Temos agora, com as eleições de 2010, outro possível não evento. Não obstante o bom sinal representado por uma Marina Silva a marcar presença, a disputa real se trava entre o repeteco envelhecido e vacilante de José Serra e a tentativa desfrutável de "rotinização" do carisma de Lula em Dilma Rousseff - notavelmente incapaz de dizer com um mínimo de clareza e correção o que quer que seja, mesmo quando parece saber o que quer dizer. Inútil, aparentemente, esperar debates menos aborrecidos que os do dia 5 último, em particular se a oposição tem de evitar aparecer de fato como tal e se, aos olhos dos próprios colaboradores de Dilma, já será um ganho se se conseguir evitar que as características da candidata resultem em acidente desastroso de campanha.

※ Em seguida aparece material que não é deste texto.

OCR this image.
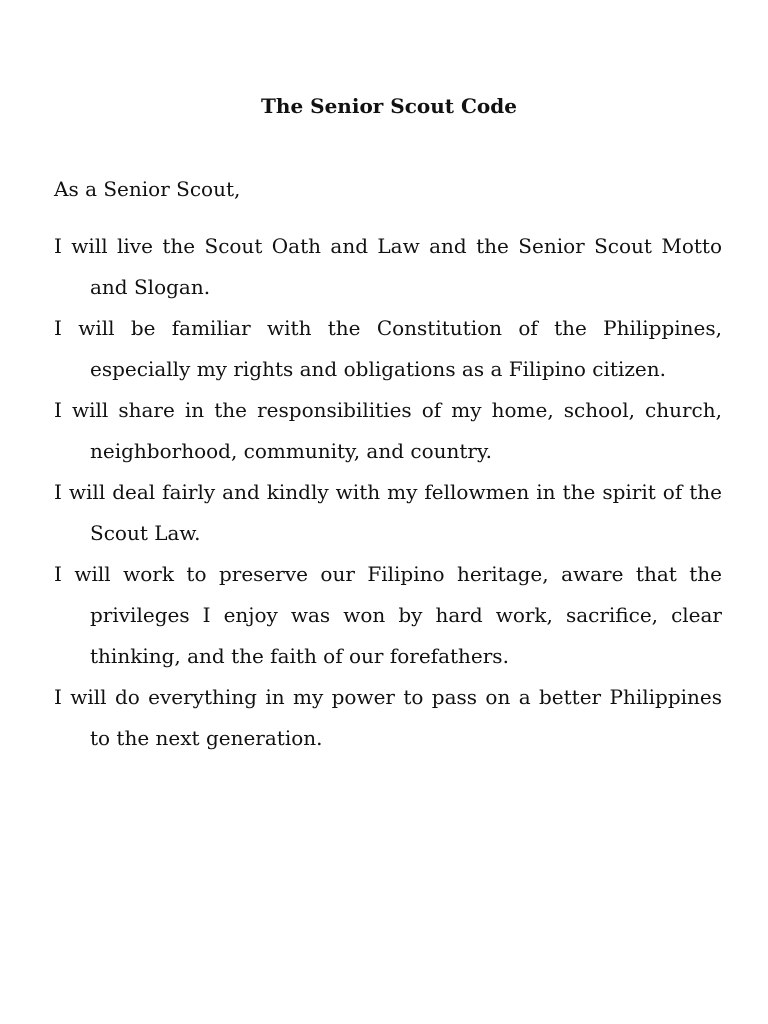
The Senior Scout Code

As a Senior Scout,

I will live the Scout Oath and Law and the Senior Scout Motto and Slogan.
I will be familiar with the Constitution of the Philippines, especially my rights and obligations as a Filipino citizen.
I will share in the responsibilities of my home, school, church, neighborhood, community, and country.
I will deal fairly and kindly with my fellowmen in the spirit of the Scout Law.
I will work to preserve our Filipino heritage, aware that the privileges I enjoy was won by hard work, sacrifice, clear thinking, and the faith of our forefathers.
I will do everything in my power to pass on a better Philippines to the next generation.
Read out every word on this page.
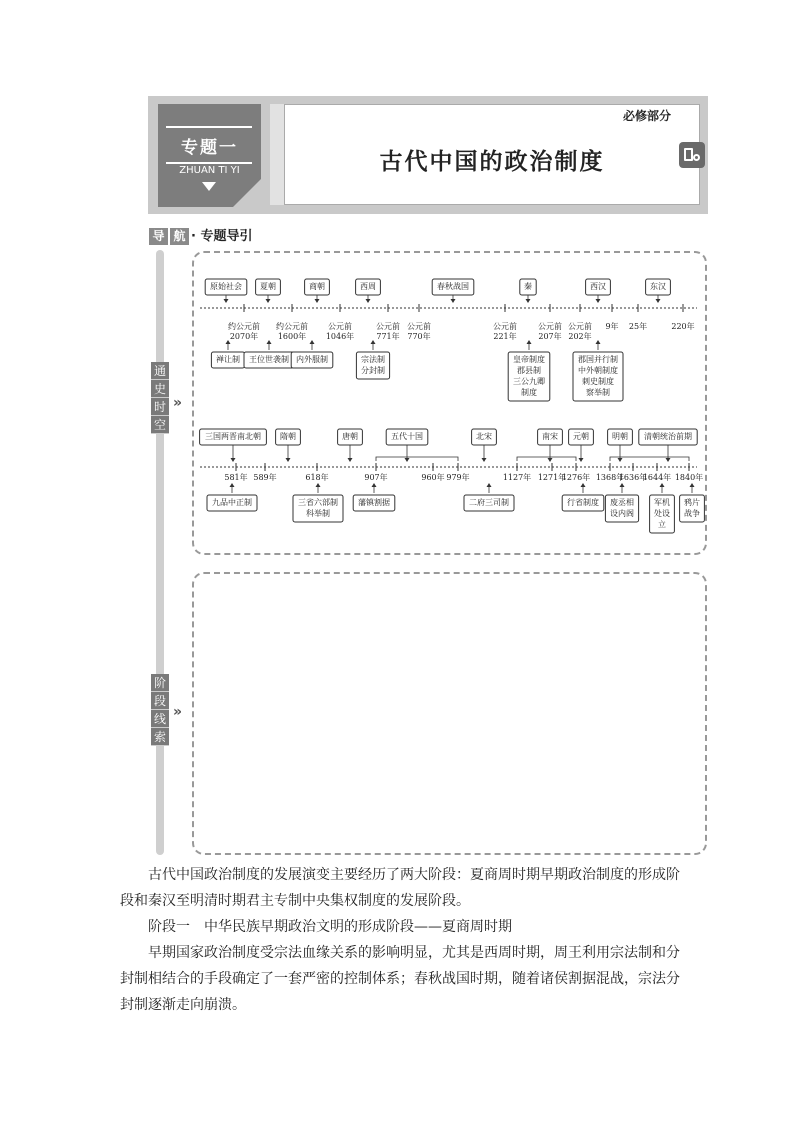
专题一
ZHUAN TI YI
必修部分
古代中国的政治制度
导 航 · 专题导引
通
史
时
空
»
阶
段
线
索
»
原始社会 夏朝	商朝	西周	春秋战国	秦	西汉	东汉
约公元前 2070年
约公元前 1600年
公元前 1046年
公元前 771年
公元前 770年
公元前 221年
公元前 207年
公元前 202年
9年 25年	220年
禅让制 王位世袭制 内外服制	宗法制分封制
皇帝制度郡县制三公九卿制度
郡国并行制中外朝制度刺史制度察举制
三国两晋南北朝 隋朝	唐朝	五代十国	北宋	南宋 元朝	明朝 清朝统治前期
581年 589年	618年	907年	960年 979年	1127年 1271年
1276年 1368年
1636年
1644年 1840年
九品中正制	三省六部制科举制
藩镇割据	二府三司制	行省制度 废丞相设内阁
军机处设立
鸦片战争

古代中国政治制度的发展演变主要经历了两大阶段：夏商周时期早期政治制度的形成阶段和秦汉至明清时期君主专制中央集权制度的发展阶段。

阶段一　中华民族早期政治文明的形成阶段——夏商周时期

早期国家政治制度受宗法血缘关系的影响明显，尤其是西周时期，周王利用宗法制和分封制相结合的手段确定了一套严密的控制体系；春秋战国时期，随着诸侯割据混战，宗法分封制逐渐走向崩溃。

Há, contudo, diferenças cruciais, salvo seja, entre o não evento de agora e o de 1972. Elas dizem respeito ao que pode ser posto em termos do enfrentamento "constitucional" que marcava a política brasileira na segunda metade do século passado, com projetos radicalmente divergentes quanto à organização política do país no quadro mundial da Guerra Fria. A ditadura de 1964 foi, naturalmente, o ápice negativo desse enfrentamento - em forte contraste com a moderação que, num contexto mundial profundamente modificado, a chegada de Luiz Inácio Lula da Silva e do PT à presidência da República acabou produzindo. Some-se a isso o fato de que a moderação permitiu os evidentes êxitos de um longo período de continuidade administrativa básica centrado em duas figuras políticas, Fernando Henrique Cardoso e Lula, inegavelmente especiais, cada um a seu modo, na cena brasileira - e os níveis inéditos de apoio que esses êxitos e o apelo popular de Lula lhe trazem ao final de seus dois mandatos. O aspecto mais notável do contraste com a confrontação que levou a 1964 é que as circunstâncias em que se desenrolou o processo político nacional no último quarto de século dão um papel central às próprias disputas eleitorais na produção da convergência atual, levando a que passem a incorporar com nitidez demandas redistributivas e, em geral, a "questão social" que constituía o foco principal dos ferozes embates "constitucionais" de antes. O que talvez permita ver as feições atuais do processo político em termos de um enfrentamento delimitado por parâmetros - de inspiração inevitavelmente social-democrática - em que a solução definitiva do problema "constitucional" da democrática incorporação política e social de todos se encontra aparentemente encaminhada.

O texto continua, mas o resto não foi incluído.